1 tbsp chopped fresh rosemary

1 tbsp kosher salt, approximately

Freshly ground pepper, to taste

3 onions, sliced

5 carrots, cut into 2-inch pieces

2 ribs celery, cut into 2-inch pieces

2 bay leaves

2 cups water, approximately

1 tbsp tomato paste

Method

Preheat oven to 375 F.

Place dry beans in a large bowl and cover with cold water. Set aside.

Remove lamb leg from wrapping and place on a work surface. Using a sharp knife, cut small slits (about 1-inch deep) all over leg and insert cut pieces of garlic. In a small bowl, combine olive oil, thyme, rosemary, salt and pepper.
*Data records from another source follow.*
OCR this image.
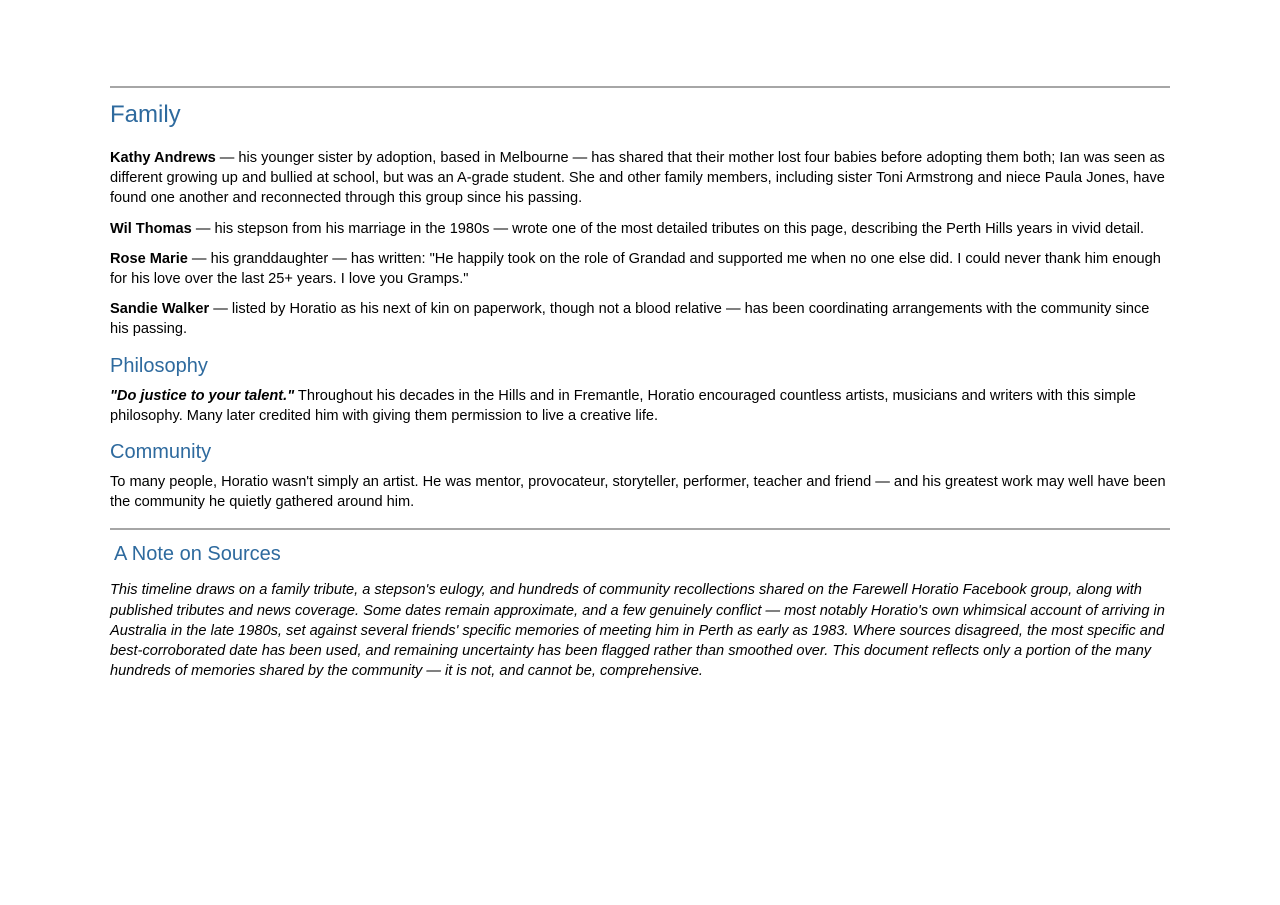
Family

Kathy Andrews — his younger sister by adoption, based in Melbourne — has shared that their mother lost four babies before adopting them both; Ian was seen as different growing up and bullied at school, but was an A-grade student. She and other family members, including sister Toni Armstrong and niece Paula Jones, have found one another and reconnected through this group since his passing.

Wil Thomas — his stepson from his marriage in the 1980s — wrote one of the most detailed tributes on this page, describing the Perth Hills years in vivid detail.

Rose Marie — his granddaughter — has written: "He happily took on the role of Grandad and supported me when no one else did. I could never thank him enough for his love over the last 25+ years. I love you Gramps."

Sandie Walker — listed by Horatio as his next of kin on paperwork, though not a blood relative — has been coordinating arrangements with the community since his passing.

Philosophy

"Do justice to your talent." Throughout his decades in the Hills and in Fremantle, Horatio encouraged countless artists, musicians and writers with this simple philosophy. Many later credited him with giving them permission to live a creative life.

Community

To many people, Horatio wasn't simply an artist. He was mentor, provocateur, storyteller, performer, teacher and friend — and his greatest work may well have been the community he quietly gathered around him.

A Note on Sources

This timeline draws on a family tribute, a stepson's eulogy, and hundreds of community recollections shared on the Farewell Horatio Facebook group, along with published tributes and news coverage. Some dates remain approximate, and a few genuinely conflict — most notably Horatio's own whimsical account of arriving in Australia in the late 1980s, set against several friends' specific memories of meeting him in Perth as early as 1983. Where sources disagreed, the most specific and best-corroborated date has been used, and remaining uncertainty has been flagged rather than smoothed over. This document reflects only a portion of the many hundreds of memories shared by the community — it is not, and cannot be, comprehensive.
Mix into a thick paste and rub paste onto surface of lamb leg, on all sides.

Place remaining whole garlic cloves, along with onions, carrots and celery, in the bottom of a roasting pan just larger than the leg. Season vegetables lightly with salt and pepper. Add bay leaves and about 1 cup water to bottom of pan. (You want enough water to generously cover bottom of the pan but not so much that everything is floating.) Place lamb on vegetables and roast 1 hour.

Remove roasting pan from oven and reduce heat to 280 F. Drain beans and add to bottom of pan, along with about 1/2 cup extra water to just cover them, if needed. Stir tomato paste into bottom of pan and return everything to oven. Continue roasting for seven hours, checking to make sure bottom of pan doesn’t dry out and adding water by the 1/2 cupful if it does. About halfway through roasting, grasp leg by the bone and rotate so bottom side faces up. Continue roasting until lamb is deeply browned on all sides and beans are very tender. Drain liquid from bottom of roasting pan, skim fat and serve as pan sauce alongside lamb, beans and vegetables.